Yo a usted lo conozco, dice el hombre sólido, supremo economista de la Banca d'Italia, Bankitalia, profundamente romano, moralmente indestructible, devoto de una filósofa boloñesa, su mujer, mi professoressa X. Y conozco a su amigo, dice el economista, y mi amigo se acerca, Fulvio sonriente y soñador, filosófico, redactando un mensaje en su teléfono, saludándome con las cejas, sin mirarme, tocándome el hombro, pasando de largo, metiéndose en el bar. Quédate, le digo a Fulvio, y no me oye. Su amigo es policía, dice el economista. Vigila a Colonna, lo he visto otras veces, o es policía o agente de alguna policía paralela, guardaespaldas, guarda di corpo, dice, y suena a violencia. El economista sufre hoy un síndrome de autoridad en tensión, acosada y dolorosa, aunque yo lo he conocido más tranquilo, en otro tiempo, encantado por el placer inconsciente del privilegio y el poder, adorable, aceptando responsablemente el deber de su superioridad, para la que ha recibido entrenamiento sentimental, físico, práctico, moral y político.
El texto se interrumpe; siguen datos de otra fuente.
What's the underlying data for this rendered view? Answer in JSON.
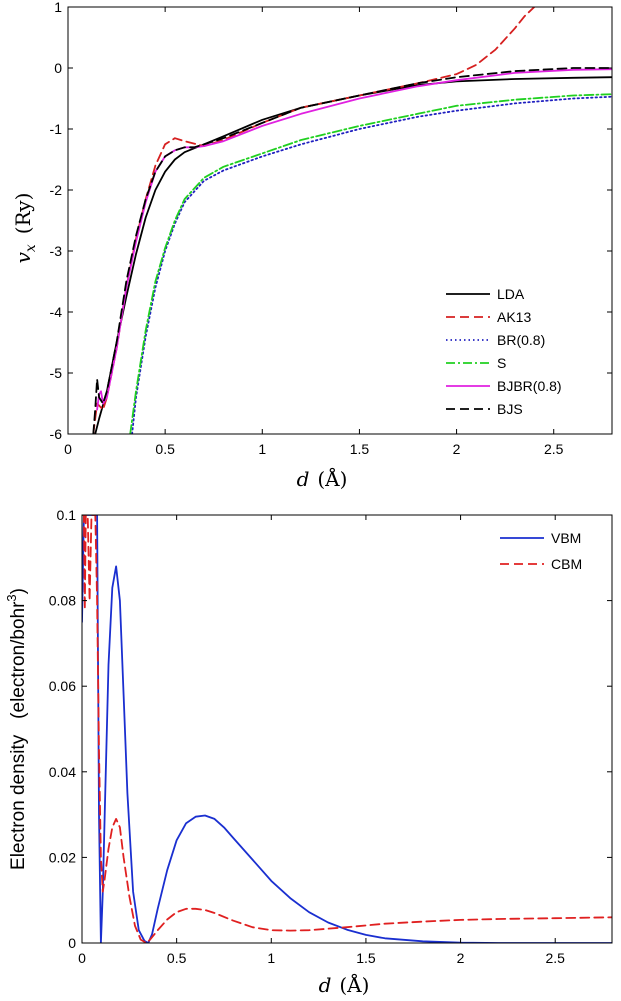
{
  "chart_data": [
    {
      "type": "line",
      "title": "",
      "xlabel_var": "d",
      "xlabel_unit": "(Å)",
      "ylabel_var": "v",
      "ylabel_sub": "x",
      "ylabel_unit": "(Ry)",
      "xlim": [
        0,
        2.8
      ],
      "ylim": [
        -6,
        1
      ],
      "xticks": [
        0,
        0.5,
        1,
        1.5,
        2,
        2.5
      ],
      "xtick_labels": [
        "0",
        "0.5",
        "1",
        "1.5",
        "2",
        "2.5"
      ],
      "yticks": [
        1,
        0,
        -1,
        -2,
        -3,
        -4,
        -5,
        -6
      ],
      "ytick_labels": [
        "1",
        "0",
        "-1",
        "-2",
        "-3",
        "-4",
        "-5",
        "-6"
      ],
      "legend_position": "bottom-right",
      "series": [
        {
          "name": "LDA",
          "color": "#000000",
          "dash": "solid",
          "x": [
            0.14,
            0.16,
            0.2,
            0.25,
            0.3,
            0.35,
            0.4,
            0.45,
            0.5,
            0.55,
            0.6,
            0.7,
            0.8,
            1.0,
            1.2,
            1.5,
            1.8,
            2.0,
            2.3,
            2.6,
            2.8
          ],
          "y": [
            -6.0,
            -5.75,
            -5.3,
            -4.5,
            -3.75,
            -3.05,
            -2.45,
            -2.0,
            -1.7,
            -1.5,
            -1.38,
            -1.25,
            -1.12,
            -0.85,
            -0.65,
            -0.45,
            -0.28,
            -0.22,
            -0.18,
            -0.16,
            -0.15
          ]
        },
        {
          "name": "AK13",
          "color": "#d62020",
          "dash": "dashed",
          "x": [
            0.13,
            0.15,
            0.18,
            0.2,
            0.25,
            0.3,
            0.35,
            0.4,
            0.45,
            0.5,
            0.55,
            0.6,
            0.7,
            0.8,
            1.0,
            1.2,
            1.5,
            1.8,
            2.0,
            2.1,
            2.2,
            2.3,
            2.35,
            2.4
          ],
          "y": [
            -6.0,
            -5.5,
            -5.6,
            -5.4,
            -4.6,
            -3.6,
            -2.8,
            -2.15,
            -1.6,
            -1.25,
            -1.15,
            -1.2,
            -1.28,
            -1.18,
            -0.9,
            -0.65,
            -0.45,
            -0.25,
            -0.1,
            0.05,
            0.3,
            0.65,
            0.85,
            1.0
          ]
        },
        {
          "name": "BR(0.8)",
          "color": "#2020c0",
          "dash": "dotted",
          "x": [
            0.33,
            0.35,
            0.4,
            0.45,
            0.5,
            0.55,
            0.6,
            0.7,
            0.8,
            1.0,
            1.2,
            1.5,
            1.8,
            2.0,
            2.3,
            2.6,
            2.8
          ],
          "y": [
            -6.0,
            -5.4,
            -4.4,
            -3.6,
            -3.0,
            -2.55,
            -2.2,
            -1.85,
            -1.68,
            -1.45,
            -1.25,
            -1.0,
            -0.8,
            -0.7,
            -0.58,
            -0.5,
            -0.47
          ]
        },
        {
          "name": "S",
          "color": "#20d020",
          "dash": "dashdot",
          "x": [
            0.32,
            0.35,
            0.4,
            0.45,
            0.5,
            0.55,
            0.6,
            0.7,
            0.8,
            1.0,
            1.2,
            1.5,
            1.8,
            2.0,
            2.3,
            2.6,
            2.8
          ],
          "y": [
            -6.0,
            -5.3,
            -4.3,
            -3.5,
            -2.95,
            -2.5,
            -2.15,
            -1.8,
            -1.62,
            -1.4,
            -1.18,
            -0.95,
            -0.75,
            -0.62,
            -0.52,
            -0.45,
            -0.43
          ]
        },
        {
          "name": "BJBR(0.8)",
          "color": "#e020e0",
          "dash": "solid",
          "x": [
            0.15,
            0.16,
            0.17,
            0.18,
            0.2,
            0.25,
            0.3,
            0.35,
            0.4,
            0.45,
            0.5,
            0.55,
            0.6,
            0.65,
            0.7,
            0.8,
            1.0,
            1.2,
            1.5,
            1.8,
            2.0,
            2.3,
            2.6,
            2.8
          ],
          "y": [
            -5.6,
            -5.35,
            -5.3,
            -5.5,
            -5.4,
            -4.6,
            -3.6,
            -2.85,
            -2.2,
            -1.7,
            -1.45,
            -1.35,
            -1.3,
            -1.3,
            -1.28,
            -1.2,
            -0.95,
            -0.75,
            -0.5,
            -0.3,
            -0.2,
            -0.08,
            -0.03,
            -0.02
          ]
        },
        {
          "name": "BJS",
          "color": "#000000",
          "dash": "dashed",
          "x": [
            0.13,
            0.14,
            0.15,
            0.16,
            0.18,
            0.2,
            0.25,
            0.3,
            0.35,
            0.4,
            0.45,
            0.5,
            0.55,
            0.6,
            0.65,
            0.7,
            0.8,
            1.0,
            1.2,
            1.5,
            1.8,
            2.0,
            2.3,
            2.6,
            2.8
          ],
          "y": [
            -6.0,
            -5.6,
            -5.1,
            -5.4,
            -5.5,
            -5.3,
            -4.5,
            -3.5,
            -2.75,
            -2.15,
            -1.7,
            -1.45,
            -1.35,
            -1.3,
            -1.3,
            -1.25,
            -1.15,
            -0.9,
            -0.65,
            -0.45,
            -0.25,
            -0.15,
            -0.05,
            0.0,
            0.0
          ]
        }
      ]
    },
    {
      "type": "line",
      "title": "",
      "xlabel_var": "d",
      "xlabel_unit": "(Å)",
      "ylabel_line1": "Electron density",
      "ylabel_line2": "(electron/bohr",
      "ylabel_sup": "3",
      "ylabel_close": ")",
      "xlim": [
        0,
        2.8
      ],
      "ylim": [
        0,
        0.1
      ],
      "xticks": [
        0,
        0.5,
        1,
        1.5,
        2,
        2.5
      ],
      "xtick_labels": [
        "0",
        "0.5",
        "1",
        "1.5",
        "2",
        "2.5"
      ],
      "yticks": [
        0,
        0.02,
        0.04,
        0.06,
        0.08,
        0.1
      ],
      "ytick_labels": [
        "0",
        "0.02",
        "0.04",
        "0.06",
        "0.08",
        "0.1"
      ],
      "legend_position": "top-right",
      "series": [
        {
          "name": "VBM",
          "color": "#1a2fd0",
          "dash": "solid",
          "x": [
            0.0,
            0.01,
            0.02,
            0.04,
            0.06,
            0.07,
            0.08,
            0.09,
            0.1,
            0.11,
            0.12,
            0.14,
            0.16,
            0.18,
            0.2,
            0.22,
            0.24,
            0.27,
            0.3,
            0.33,
            0.35,
            0.37,
            0.4,
            0.45,
            0.5,
            0.55,
            0.6,
            0.65,
            0.7,
            0.75,
            0.8,
            0.9,
            1.0,
            1.1,
            1.2,
            1.3,
            1.4,
            1.5,
            1.6,
            1.8,
            2.0,
            2.2,
            2.5,
            2.8
          ],
          "y": [
            0.075,
            0.1,
            0.1,
            0.1,
            0.1,
            0.1,
            0.1,
            0.03,
            0.0,
            0.012,
            0.03,
            0.065,
            0.083,
            0.088,
            0.08,
            0.058,
            0.035,
            0.012,
            0.003,
            0.0005,
            0.0,
            0.002,
            0.008,
            0.017,
            0.024,
            0.028,
            0.0295,
            0.0298,
            0.029,
            0.027,
            0.0245,
            0.0195,
            0.0145,
            0.0105,
            0.0072,
            0.0048,
            0.0031,
            0.0019,
            0.0011,
            0.0004,
            0.0001,
            0.0,
            0.0,
            0.0
          ]
        },
        {
          "name": "CBM",
          "color": "#e02020",
          "dash": "dashed",
          "x": [
            0.0,
            0.01,
            0.015,
            0.02,
            0.03,
            0.04,
            0.05,
            0.06,
            0.07,
            0.08,
            0.09,
            0.1,
            0.11,
            0.12,
            0.14,
            0.16,
            0.18,
            0.2,
            0.22,
            0.25,
            0.28,
            0.31,
            0.34,
            0.36,
            0.4,
            0.45,
            0.5,
            0.55,
            0.6,
            0.65,
            0.7,
            0.8,
            0.9,
            1.0,
            1.1,
            1.2,
            1.4,
            1.6,
            1.8,
            2.0,
            2.2,
            2.5,
            2.8
          ],
          "y": [
            0.1,
            0.1,
            0.078,
            0.1,
            0.1,
            0.08,
            0.1,
            0.1,
            0.1,
            0.08,
            0.045,
            0.02,
            0.012,
            0.015,
            0.022,
            0.027,
            0.029,
            0.027,
            0.02,
            0.011,
            0.004,
            0.0008,
            0.0,
            0.0008,
            0.003,
            0.0055,
            0.0072,
            0.008,
            0.008,
            0.0077,
            0.007,
            0.0052,
            0.0037,
            0.003,
            0.0029,
            0.003,
            0.0037,
            0.0045,
            0.005,
            0.0054,
            0.0056,
            0.0058,
            0.006
          ]
        }
      ]
    }
  ]
}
Es un hombre estética, erótica, éticamente, inquebrantablemente superior, ahora un poco descompuesto a la puerta del Caffè Boiardo. Su amigo probablemente me haya hecho una foto con el móvil, y me da lo mismo, dígaselo usted, y usted probablemente lleve una chinche o un nido de chinches encima, grabándome, micrófonos, microspie, dice literalmente. Le tiembla la voz, destemplada, rotas las reglas de saludo y superioridad y sumisión que establece con quienes le caen cerca, no por vanidad ni arrogancia, sino por educación y entrenamiento en el respeto a sí mismo. Toda inseguridad o duda es una mancha, una pérdida de sí mismo, diría yo, y ahora lo veo inseguro, dubitativo en la determinación con que se enfrenta a su espía o perseguidor, a mí.